The choice of error rules in the grammar is a choice of strategies for error recovery. A simple and useful strategy is simply to skip the rest of the current input line or current statement if an error is detected:

stmnt: error ';'
         -- on error, skip until ';' is read.
    ;

It is also useful to recover to the matching close-delimiter of an opening-delimiter that has already been parsed. Otherwise the close-delimiter will probably appear to be unmatched, and generate another, spurious error message:

primary: '(' expr ')'
    | '(' error ')'
    ...
    ;

Error recovery strategies are necessarily guesses. When they guess wrong, one syntax error often leads to another. In the above example, the error recovery rule guesses that an error is due to bad input within one stmnt. Suppose that instead a spurious semicolon is inserted in the middle of a valid stmnt.

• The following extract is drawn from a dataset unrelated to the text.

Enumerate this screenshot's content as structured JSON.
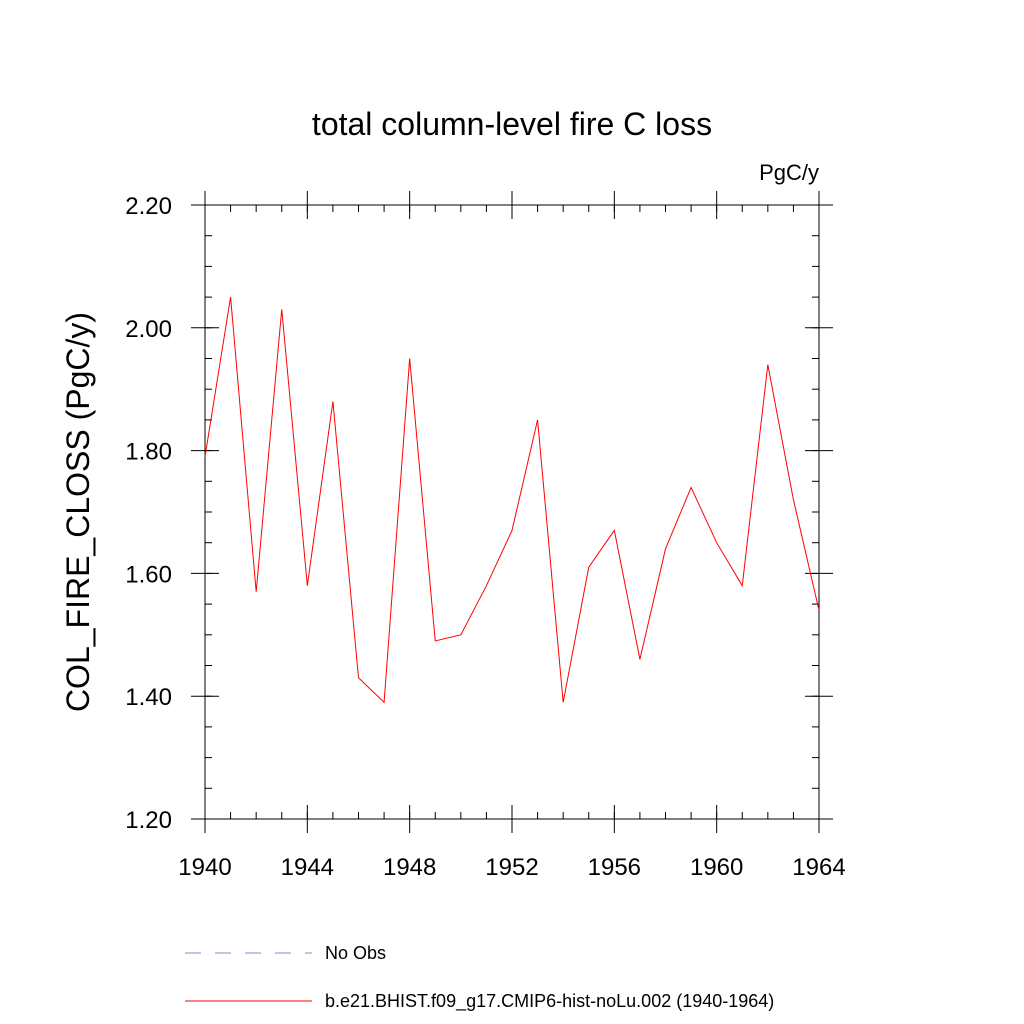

After the error recovery rule recovers from the first error, another syntax error will be found straightaway, since the text following the spurious semicolon is also an invalid stmnt.

To prevent an outpouring of error messages, the parser will output no error message for another syntax error that happens shortly after the first; only after three consecutive input tokens have been successfully shifted will error messages resume.

Note that rules which accept the error token may have actions, just as any other rules can.

You can make error messages resume immediately by using the routine recover from class YY_PARSER in an action. If you do this in the error rule's action, no error messages will be suppressed.

The previous look-ahead token is reanalyzed immediately after an error. If this is unacceptable, then the routine clear_token may be used to clear this token. For example, suppose that on a parse error, an error handling routine is called that advances the input stream to some point where parsing should once again commence. The next symbol returned by the lexical scanner is probably correct. The previous look-ahead token ought to be discarded with clear_token.

The boolean feature is_recovering is true when the parser is recovering from a syntax error, and false the rest of the time. A true value indicates that error messages are currently suppressed for new syntax errors.